I have crashed a plane into Google HQ, oh well
Google have released a flight sim. Or, to be more accurate, they've made an experimental Google Earth-based flight sim into a toy you can play in a web browser. The view is taken over with the glowing green lines of a classic flight HUD. You control pitch and yaw with arrow keys (but it works better with your mouse) and heave your thrust up 'n' down with the PageUp and PageDown keys. It is as if you are flying a plane. Wow.
You can visit incredible places in Google's sky bus, such as Mountain View, California. A beautiful municipality, home to many large technology corpor– hang on, something is... oh no, would you look at that. We're losing altitude, the Aerogoog is plummeting. Mayday? I think we say mayday. We're on a collision course with – oh my, what are the chances – somebody should do something, oh heavens, what terrible luck.
The tumbling of my virtual airtube into the headquarters of the world's biggest magic phonebook may cause some alarm among sensitive readers. Please, do not be afraid. Crashing planes in flight simulators is one of the simplest and most ancient joys of PC gaming.
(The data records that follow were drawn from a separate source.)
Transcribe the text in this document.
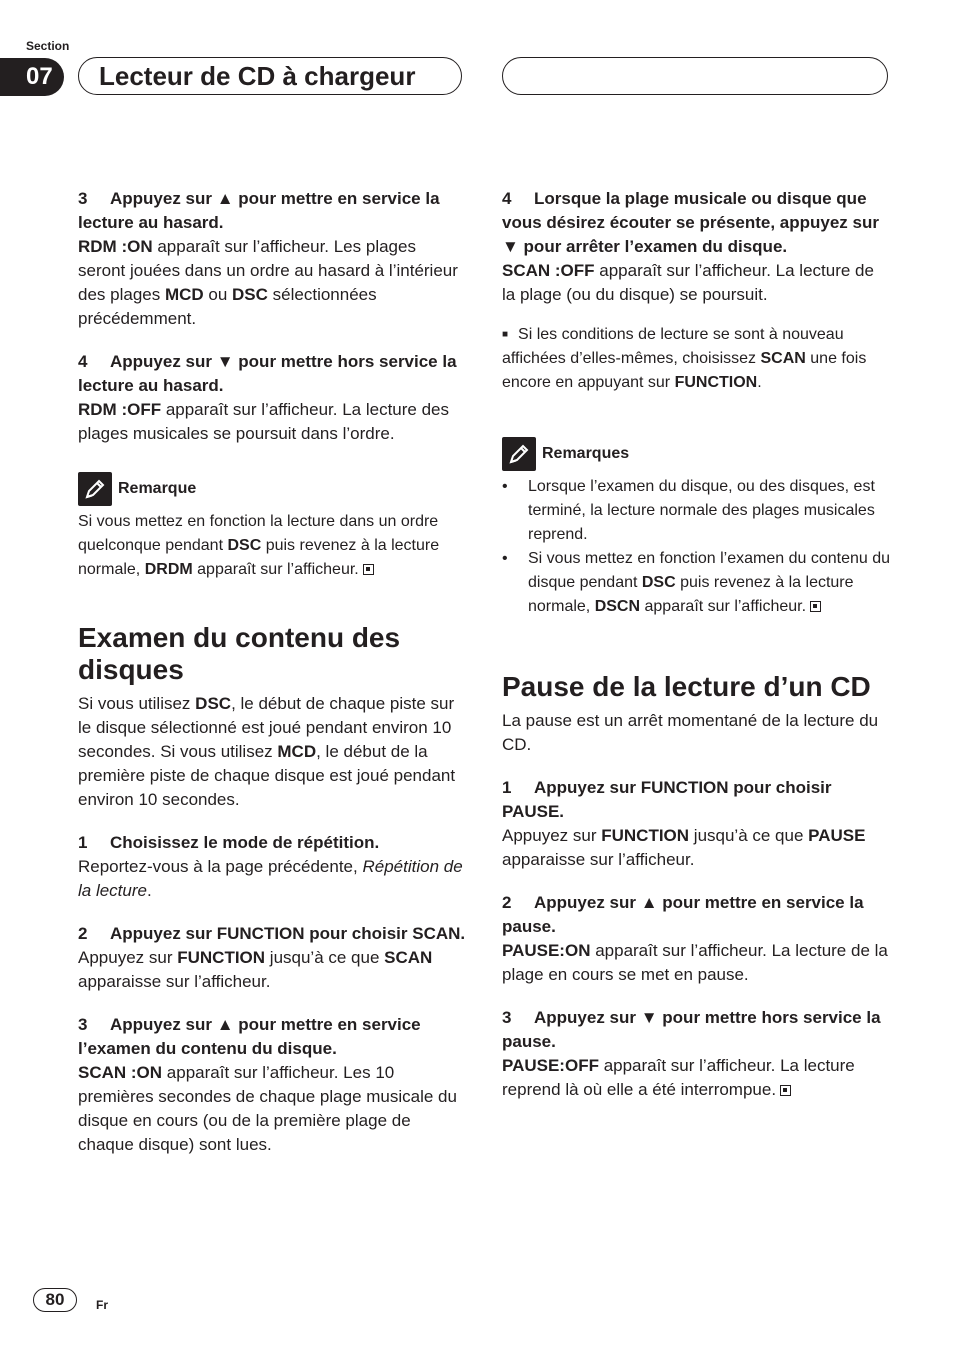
Section
07	Lecteur de CD à chargeur

3 Appuyez sur ▲ pour mettre en service la lecture au hasard.

RDM :ON apparaît sur l’afficheur. Les plages seront jouées dans un ordre au hasard à l’intérieur des plages MCD ou DSC sélectionnées précédemment.

4 Appuyez sur ▼ pour mettre hors service la lecture au hasard.

RDM :OFF apparaît sur l’afficheur. La lecture des plages musicales se poursuit dans l’ordre.

Remarque

Si vous mettez en fonction la lecture dans un ordre quelconque pendant DSC puis revenez à la lecture normale, DRDM apparaît sur l’afficheur.

Examen du contenu des disques

Si vous utilisez DSC, le début de chaque piste sur le disque sélectionné est joué pendant environ 10 secondes. Si vous utilisez MCD, le début de la première piste de chaque disque est joué pendant environ 10 secondes.

1 Choisissez le mode de répétition.

Reportez-vous à la page précédente, Répétition de la lecture.

2 Appuyez sur FUNCTION pour choisir SCAN.

Appuyez sur FUNCTION jusqu’à ce que SCAN apparaisse sur l’afficheur.

3 Appuyez sur ▲ pour mettre en service l’examen du contenu du disque.

SCAN :ON apparaît sur l’afficheur. Les 10 premières secondes de chaque plage musicale du disque en cours (ou de la première plage de chaque disque) sont lues.

4 Lorsque la plage musicale ou disque que vous désirez écouter se présente, appuyez sur ▼ pour arrêter l’examen du disque.

SCAN :OFF apparaît sur l’afficheur. La lecture de la plage (ou du disque) se poursuit.

■ Si les conditions de lecture se sont à nouveau affichées d’elles-mêmes, choisissez SCAN une fois encore en appuyant sur FUNCTION.

Remarques
•	Lorsque l’examen du disque, ou des disques, est terminé, la lecture normale des plages musicales reprend.
•	Si vous mettez en fonction l’examen du contenu du disque pendant DSC puis revenez à la lecture normale, DSCN apparaît sur l’afficheur.
Pause de la lecture d’un CD

La pause est un arrêt momentané de la lecture du CD.

1 Appuyez sur FUNCTION pour choisir PAUSE.

Appuyez sur FUNCTION jusqu’à ce que PAUSE apparaisse sur l’afficheur.

2 Appuyez sur ▲ pour mettre en service la pause.

PAUSE:ON apparaît sur l’afficheur. La lecture de la plage en cours se met en pause.

3 Appuyez sur ▼ pour mettre hors service la pause.

PAUSE:OFF apparaît sur l’afficheur. La lecture reprend là où elle a été interrompue.

80	Fr
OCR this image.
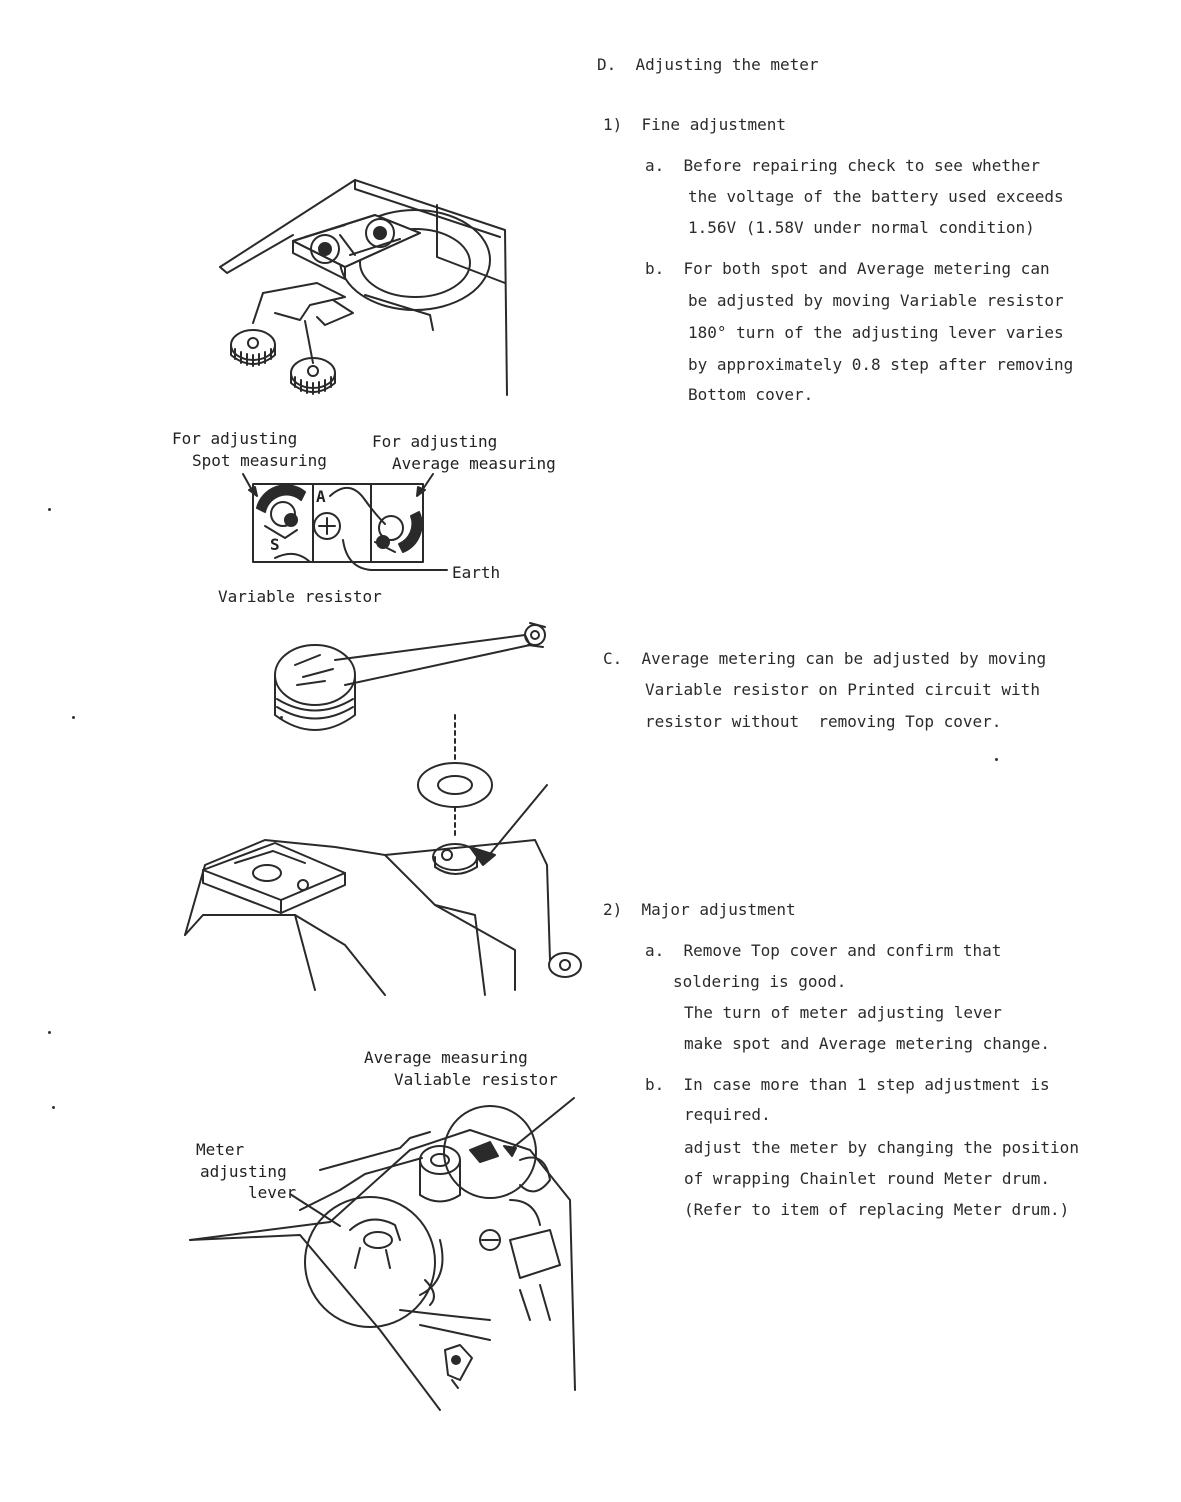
D.  Adjusting the meter
1)  Fine adjustment
a.  Before repairing check to see whether
the voltage of the battery used exceeds
1.56V (1.58V under normal condition)
b.  For both spot and Average metering can
be adjusted by moving Variable resistor
180° turn of the adjusting lever varies
by approximately 0.8 step after removing
Bottom cover.
C.  Average metering can be adjusted by moving
Variable resistor on Printed circuit with
resistor without  removing Top cover.
2)  Major adjustment
a.  Remove Top cover and confirm that
soldering is good.
The turn of meter adjusting lever
make spot and Average metering change.
b.  In case more than 1 step adjustment is
required.
adjust the meter by changing the position
of wrapping Chainlet round Meter drum.
(Refer to item of replacing Meter drum.)
For adjusting
Spot measuring
For adjusting
Average measuring
Earth
Variable resistor
A
S
Average measuring
Valiable resistor
Meter
adjusting
lever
I have been crashing pretend planes into false roads and bridges since I was a boy sitting at my uncle's Gateway 2000. This is not something the legacy of Osama Bin Laden can rob from me. It is the right of every immature player of videogames to throw their protagonist off a cliff, or into some spikes. So it is with the occasional Cessna, cast down into the London Stock Exchange.
This is only one of the many valid ways to approach a flight simulator. There are those who indulge in the most serious form of play, setting up whole virtual airlines with a community of air traffic controllers and instructors and co-pilots, all chatting on dedicated "radio" channels using the proper lingo of the industry. They commit fully to the role, and treat each flight as a learning opportunity, each smooth landing as a small victory, their minds sharply attuned to their instruments and their static-voiced colleagues.
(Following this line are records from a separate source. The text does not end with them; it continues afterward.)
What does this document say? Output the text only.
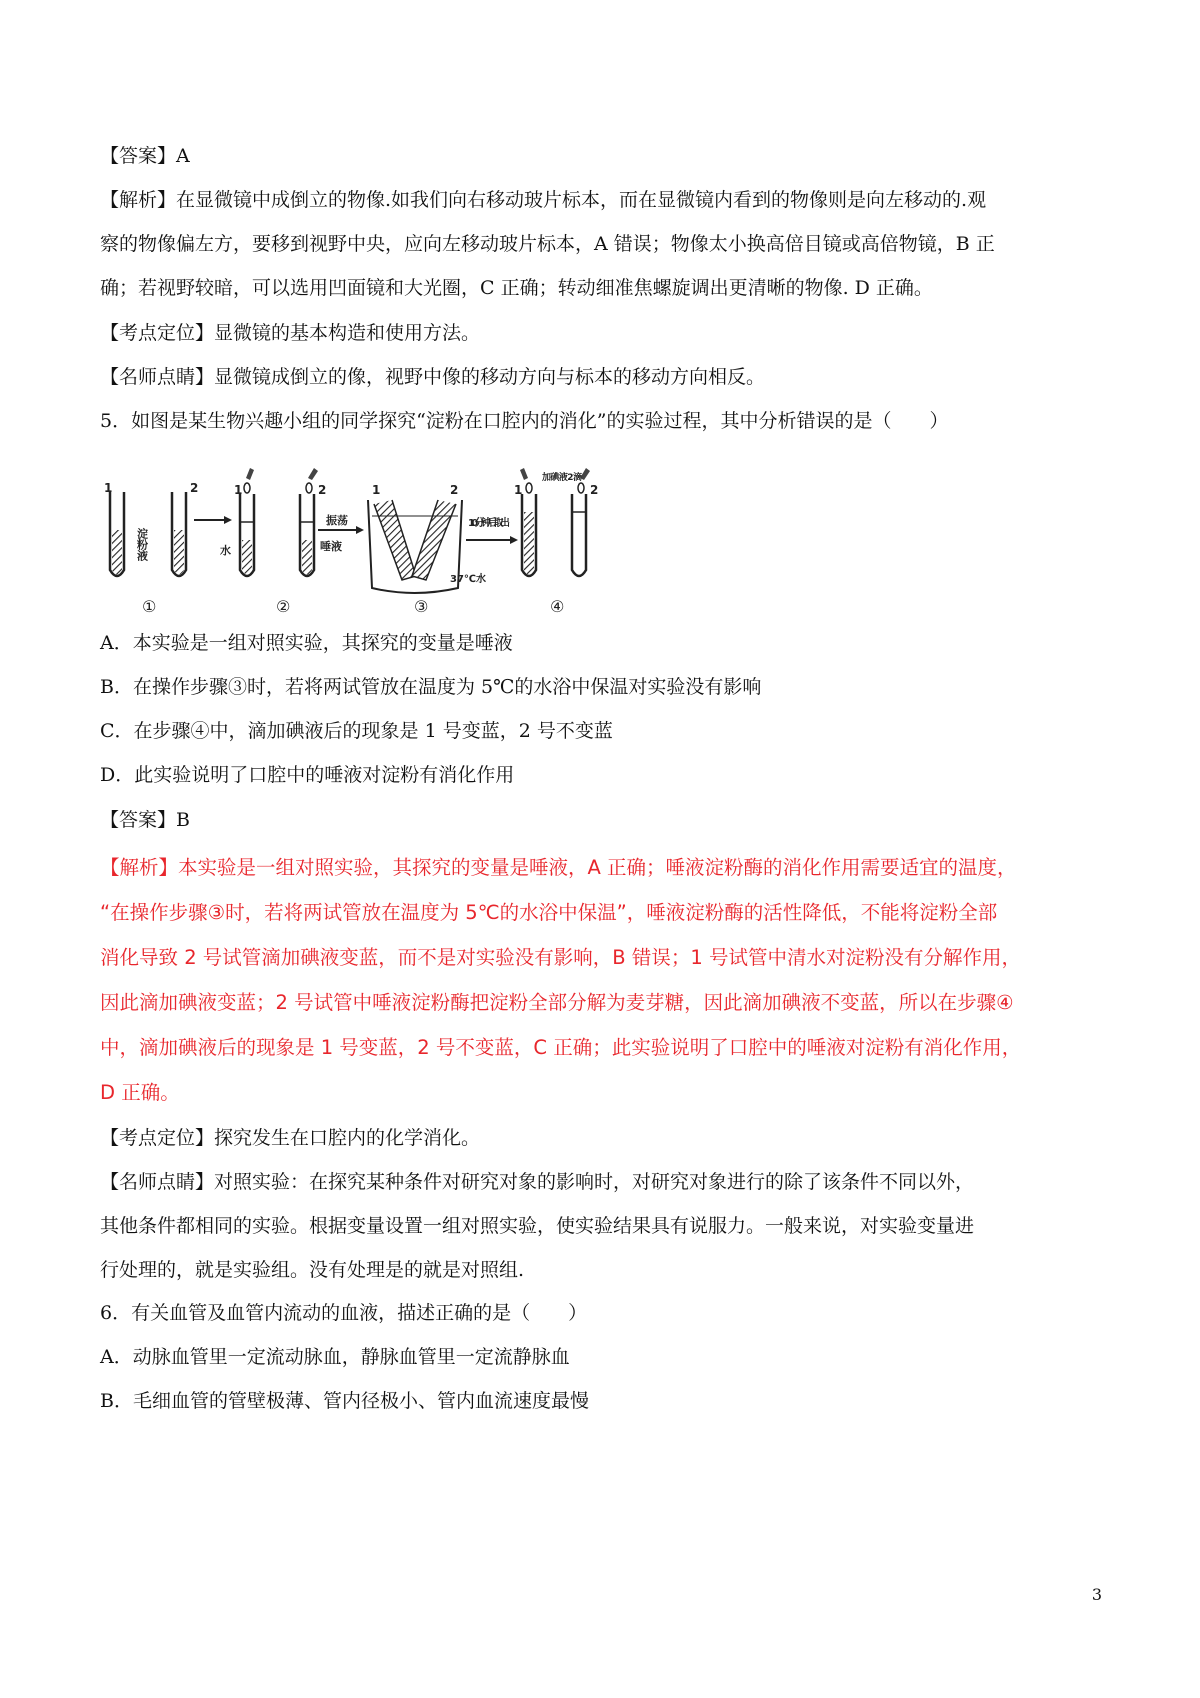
【答案】A
【解析】在显微镜中成倒立的物像.如我们向右移动玻片标本，而在显微镜内看到的物像则是向左移动的.观
察的物像偏左方，要移到视野中央，应向左移动玻片标本，A 错误；物像太小换高倍目镜或高倍物镜，B 正
确；若视野较暗，可以选用凹面镜和大光圈，C 正确；转动细准焦螺旋调出更清晰的物像. D 正确。
【考点定位】显微镜的基本构造和使用方法。
【名师点睛】显微镜成倒立的像，视野中像的移动方向与标本的移动方向相反。
5．如图是某生物兴趣小组的同学探究“淀粉在口腔内的消化”的实验过程，其中分析错误的是（　　）
1	2
淀粉液
1	2
水	唾液
振荡
1	2
37℃水
10分钟后取出
1	2
加碘液2滴
①	②	③	④
A．本实验是一组对照实验，其探究的变量是唾液
B．在操作步骤③时，若将两试管放在温度为 5℃的水浴中保温对实验没有影响
C．在步骤④中，滴加碘液后的现象是 1 号变蓝，2 号不变蓝
D．此实验说明了口腔中的唾液对淀粉有消化作用
【答案】B
【解析】本实验是一组对照实验，其探究的变量是唾液，A 正确；唾液淀粉酶的消化作用需要适宜的温度，
“在操作步骤③时，若将两试管放在温度为 5℃的水浴中保温”，唾液淀粉酶的活性降低，不能将淀粉全部
消化导致 2 号试管滴加碘液变蓝，而不是对实验没有影响，B 错误；1 号试管中清水对淀粉没有分解作用，
因此滴加碘液变蓝；2 号试管中唾液淀粉酶把淀粉全部分解为麦芽糖，因此滴加碘液不变蓝，所以在步骤④
中，滴加碘液后的现象是 1 号变蓝，2 号不变蓝，C 正确；此实验说明了口腔中的唾液对淀粉有消化作用，
D 正确。
【考点定位】探究发生在口腔内的化学消化。
【名师点睛】对照实验：在探究某种条件对研究对象的影响时，对研究对象进行的除了该条件不同以外，
其他条件都相同的实验。根据变量设置一组对照实验，使实验结果具有说服力。一般来说，对实验变量进
行处理的，就是实验组。没有处理是的就是对照组.
6．有关血管及血管内流动的血液，描述正确的是（　　）
A．动脉血管里一定流动脉血，静脉血管里一定流静脉血
B．毛细血管的管壁极薄、管内径极小、管内血流速度最慢
3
This I love, I have even flown with one of these players many years ago. But Google Flight Sim is not that sort of experience. It is a neat gimmick attached to Google's equal parts impressive and alarming mission to take one big photo of the entire globe. To take this experimental flyboy feature at all seriously would be to sacrifice the true gift put in front of us today: you can crash this plane into anything you want.
You don't have to be a crashy sassy, obviously. Here's me also zipping through the Grand Canyon.

Here I am taking Larry Page's personal fake jet over the low resolution heads of fishermen in Hạ Long Bay, Vietnam.

You can soar over the Himalayas. That's pretty cool.

But if you think I would not also end these flights by hurtling myself firmly into the mountains or the tropical ocean, friend, you are mistaken. The Googledart has no passengers. It is made of data and hubris. It deserves to burn at the end of every journey.
If you want to take a tumble, be my guest. Just head to Google Earth, click "Explore Earth", and then Tools > Flight Simulator. I waited until now to tell you that because I want you to read my articles.